Spezialbleie für unterschiedliche Angelmethoden
Die Wahl des richtigen Bleis ist oft entscheidend für den Fangerfolg. Bestimmte Angelmethoden erfordern spezialisierte Bleie, die auf ihre Anforderungen zugeschnitten sind.
- Posenfischen: Meist kleine Klemm- oder Kugelbleie zum Austarieren der Pose und Halten der Ködertiefe.
- Grundangeln (z. B. auf Karpfen): Häufig schwere Birnen-, Sarg- oder spezielle In-line-Bleie mit Selbsthak-Effekt.
- Flussangeln: In starker Strömung sind Flach-, kantige Fluss- oder Krallenbleie unverzichtbar.
- Brandungsangeln: Schwere, aerodynamische Brandungsbleie mit Ankerkrallen für maximalen Halt in der Brandung.
Spinnfischen: Klassische Bleie sind selten, da Kunstköder oft eigenes Gewicht mitbringen. Es gibt hier jedoch verschiedenste Spezialbleie:
- Jighaken: Fest mit dem Haken verbundenes Blei, um Gummiköder in der Tiefe zu führen.

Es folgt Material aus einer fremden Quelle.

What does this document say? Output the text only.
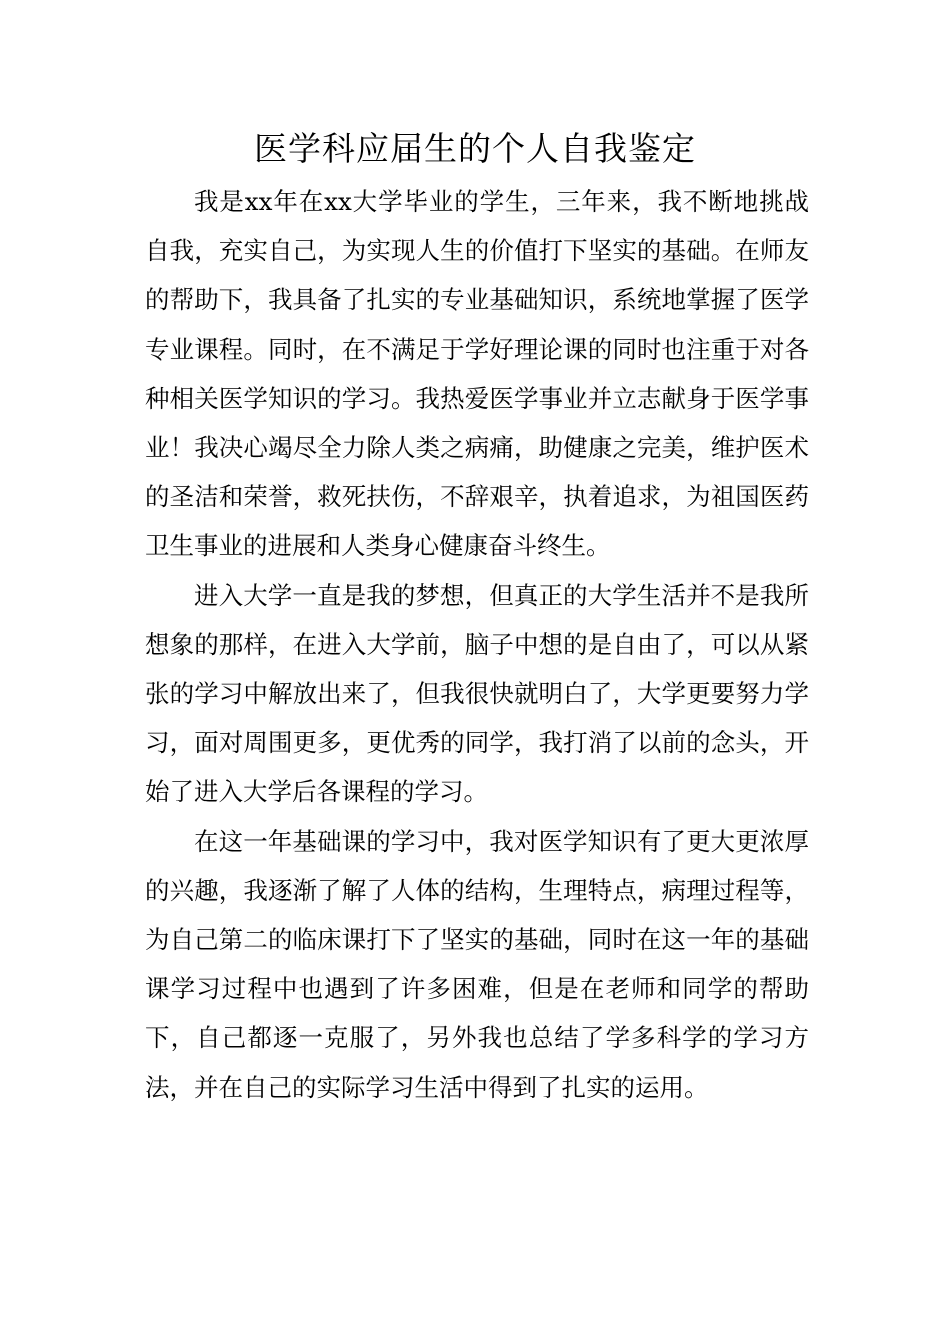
医学科应届生的个人自我鉴定

我是xx年在xx大学毕业的学生，三年来，我不断地挑战自我，充实自己，为实现人生的价值打下坚实的基础。在师友的帮助下，我具备了扎实的专业基础知识，系统地掌握了医学专业课程。同时，在不满足于学好理论课的同时也注重于对各种相关医学知识的学习。我热爱医学事业并立志献身于医学事业！我决心竭尽全力除人类之病痛，助健康之完美，维护医术的圣洁和荣誉，救死扶伤，不辞艰辛，执着追求，为祖国医药卫生事业的进展和人类身心健康奋斗终生。

进入大学一直是我的梦想，但真正的大学生活并不是我所想象的那样，在进入大学前，脑子中想的是自由了，可以从紧张的学习中解放出来了，但我很快就明白了，大学更要努力学习，面对周围更多，更优秀的同学，我打消了以前的念头，开始了进入大学后各课程的学习。

在这一年基础课的学习中，我对医学知识有了更大更浓厚的兴趣，我逐渐了解了人体的结构，生理特点，病理过程等，为自己第二的临床课打下了坚实的基础，同时在这一年的基础课学习过程中也遇到了许多困难，但是在老师和同学的帮助下，自己都逐一克服了，另外我也总结了学多科学的学习方法，并在自己的实际学习生活中得到了扎实的运用。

- Einschraub- und Einsteckbleie: Geben Gummiködern zusätzliches Gewicht oder besonderes Laufverhalten.
- Bullet Weights: Für Texas- und Carolina-Rigs, gleiten gut durch Hindernisse.

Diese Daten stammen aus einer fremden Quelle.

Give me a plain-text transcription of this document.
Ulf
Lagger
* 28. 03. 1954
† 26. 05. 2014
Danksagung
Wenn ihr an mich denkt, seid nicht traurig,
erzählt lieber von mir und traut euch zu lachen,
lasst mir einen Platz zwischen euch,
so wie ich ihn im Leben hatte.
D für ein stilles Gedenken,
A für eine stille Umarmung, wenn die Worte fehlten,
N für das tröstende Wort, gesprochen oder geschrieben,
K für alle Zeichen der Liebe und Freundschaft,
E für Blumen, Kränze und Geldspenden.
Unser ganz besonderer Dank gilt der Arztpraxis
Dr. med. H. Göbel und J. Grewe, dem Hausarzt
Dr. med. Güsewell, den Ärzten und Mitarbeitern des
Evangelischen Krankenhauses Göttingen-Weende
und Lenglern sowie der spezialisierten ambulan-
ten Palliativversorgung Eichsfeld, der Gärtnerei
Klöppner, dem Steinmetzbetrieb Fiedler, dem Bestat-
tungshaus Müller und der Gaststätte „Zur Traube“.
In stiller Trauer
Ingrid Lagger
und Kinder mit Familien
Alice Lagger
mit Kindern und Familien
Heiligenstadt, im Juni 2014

- Dropshot-Bleie: Mit Klemmmechanismus am Vorfachende für schwebende Köderpräsentation.
- Cheburashka-Bleie & Bodentaster (z. B. Tiroler Hölzl): Erlauben extrem flexible, natürliche Köderbewegungen.
Fazit: Das Angelblei – nichts geht ohne es
Ob beim feinen Posenangeln, dem schweren Grundangeln auf kapitale Fische oder dem präzisen Spinnfischen – Angelbleie sind unscheinbare, aber unverzichtbare Helfer. Sie bringen den Köder dorthin, wo sich der Zielfisch aufhält, sorgen für stabile Montagen und ermöglichen präzise Würfe. Wer das passende Blei für Gewässer, Strömung und Angelmethode wählt, legt damit den Grundstein für erfolgreiche Fänge.